Article first published online: 2 JAN 2013
2011 American Society of Andrology
Journal of Andrology
Volume 32, Issue 5, pages 484–490, September-October 2011
How to Cite
Hauser, R., Bibi, G., Yogev, L., Carmon, A., Azem, F., Botchan, A., Yavetz, H., Klieman, S. E., Lehavi, O., Amit, A. and Ben-Yosef, D. (2011), Virtual Azoospermia and Cryptozoospermia—Fresh/Frozen Testicular or Ejaculate Sperm for Better IVF Outcome?. Journal of Andrology, 32: 484–490. doi: 10.2164/jandrol.110.011353
- Issue published online: 2 JAN 2013
- Article first published online: 2 JAN 2013
- Received for Publication July 22, 2010; Accepted for Publication December 16, 2010
- Male infertility;
- nonobstructive azoospermia;
- testicular sperm;
- testicular sperm extraction (TESE)
ABSTRACT: Men diagnosed as having azoospermia occasionally have a few mature sperm cells in other ejaculates.

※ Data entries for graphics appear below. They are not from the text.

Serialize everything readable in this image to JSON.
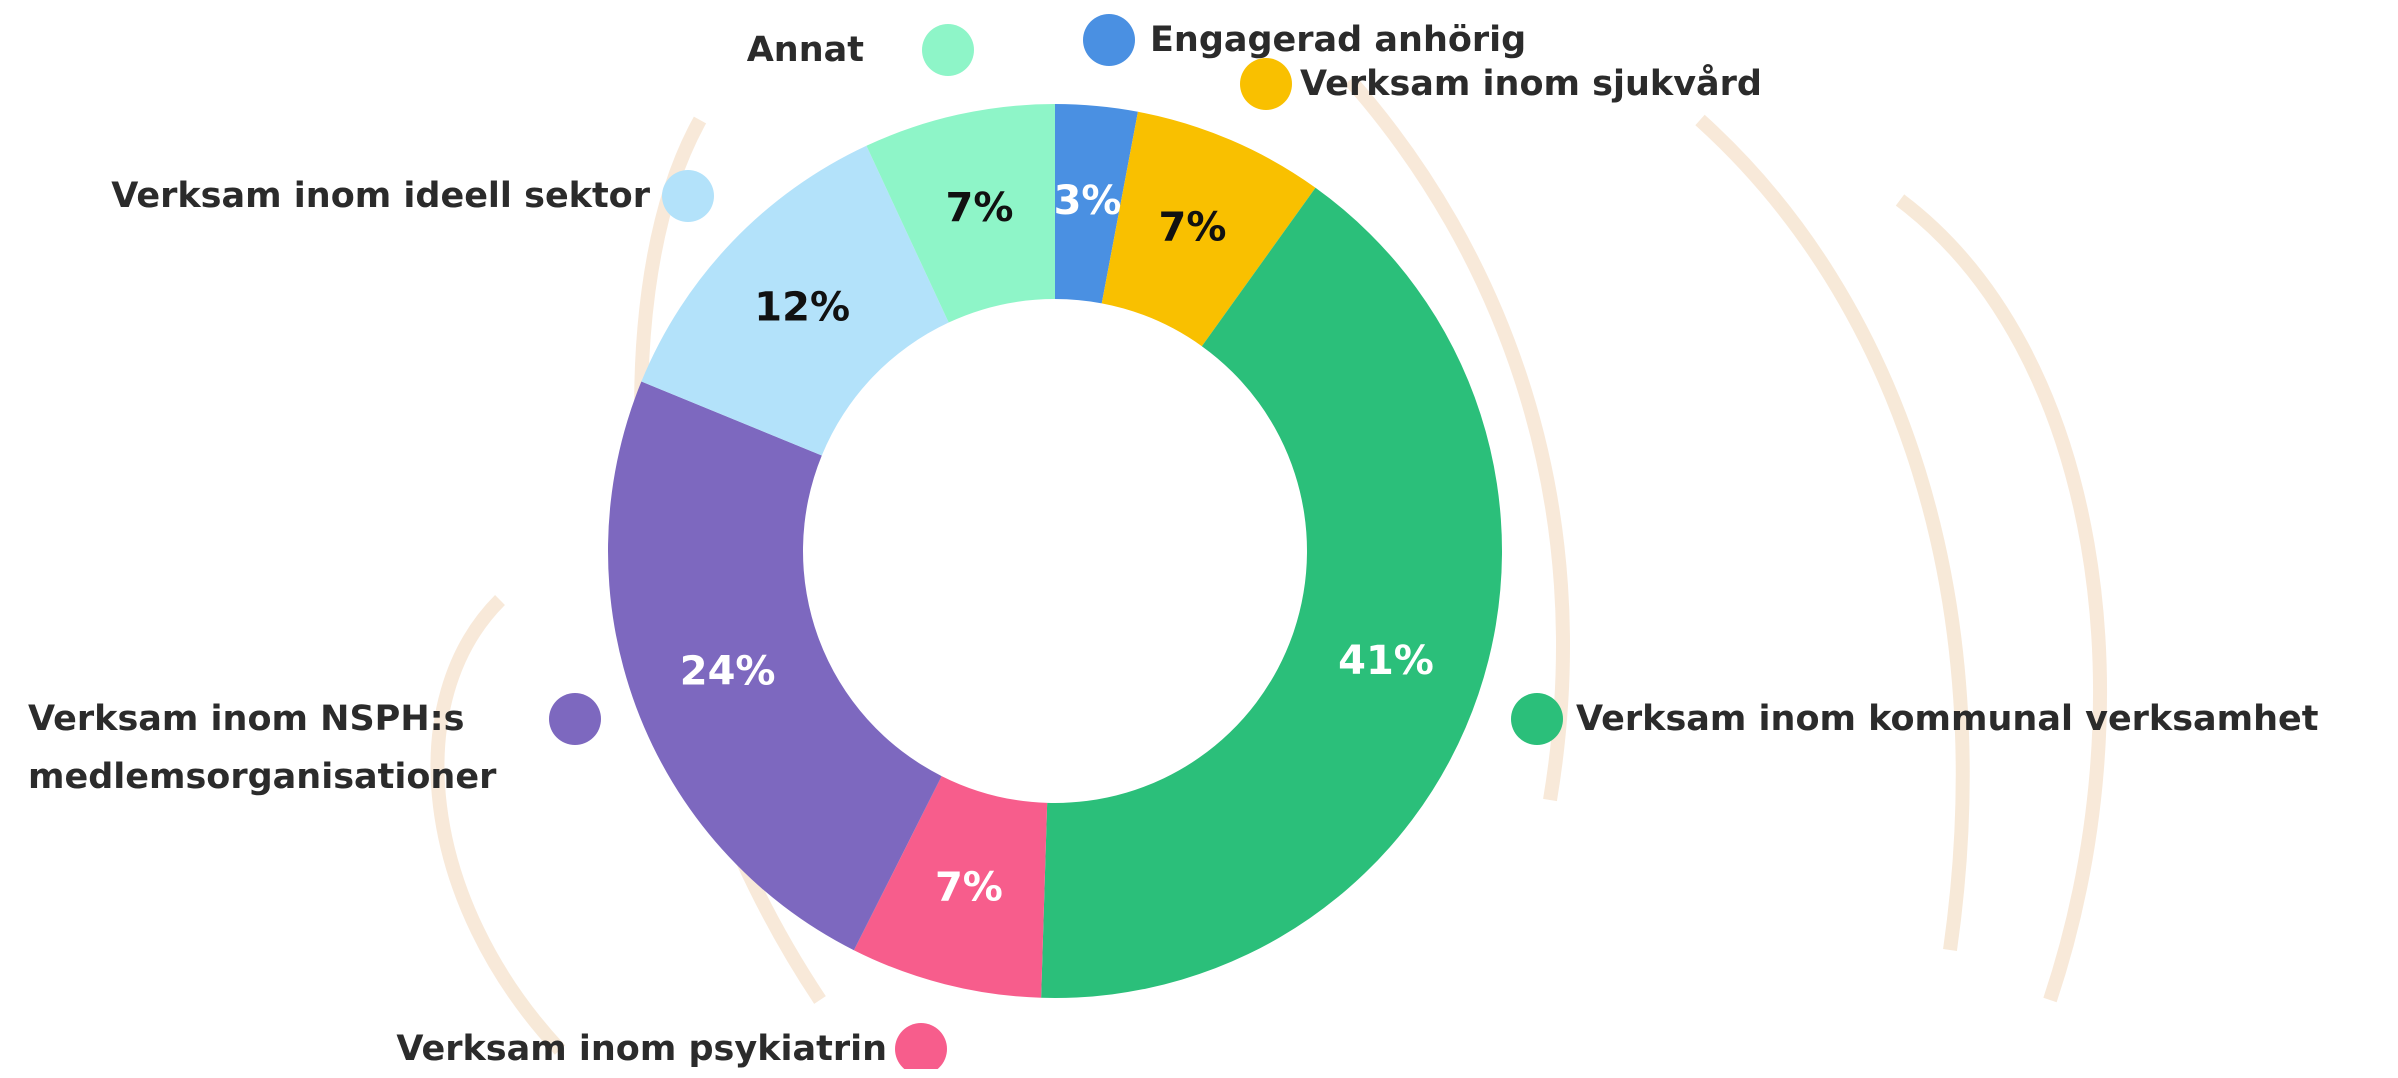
{
  "chart_data": {
    "type": "pie",
    "categories": [
      "Engagerad anhörig",
      "Verksam inom sjukvård",
      "Verksam inom kommunal verksamhet",
      "Verksam inom psykiatrin",
      "Verksam inom NSPH:s medlemsorganisationer",
      "Verksam inom ideell sektor",
      "Annat"
    ],
    "values": [
      3,
      7,
      41,
      7,
      24,
      12,
      7
    ],
    "value_labels": [
      "3%",
      "7%",
      "41%",
      "7%",
      "24%",
      "12%",
      "7%"
    ],
    "colors": [
      "#4a90e2",
      "#f9c000",
      "#2bbf7a",
      "#f75d8c",
      "#7d68bf",
      "#b3e2fa",
      "#8ef5c8"
    ]
  }
}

Other men may have constant, yet very low quality and quantity of sperm cells in their ejaculates, resulting in poor intracytoplasmic sperm injection (ICSI) outcome. It has not been conclusively established which source of sperm cells is preferable for ICSI when both ejaculate and testicular (fresh or frozen) sperm cells are available. It is also unclear whether there is any advantage of fresh over frozen sperm if testicular sperm is to be used. We used ejaculate, testicular (fresh or frozen) sperm cells, or both for ICSI in 13 couples. Five of these couples initially underwent ICSI by testicular sperm extraction, because the males had total azoospermia, and in later cycles with ejaculate sperm cells. Ejaculate sperm cells were initially used for ICSI in the other 8 patients, and later with testicular sperm cells. The fertilization rate was significantly higher when fresh or frozen-thawed testicular sperm cells were used than when ejaculated sperm cells were used. Likewise, the quality of the embryos from testicular (fresh and frozen) sperm was higher than from ejaculated sperm (65.3% vs 53.2%, respectively, P < .05). The use of fresh testicular sperm yielded better implantation rates than both frozen testicular sperm and ejaculate. Therefore, fresh testicular sperm should be considered first for ICSI in patients with virtual azoospermia or cryptozoospermia because of their superior fertility.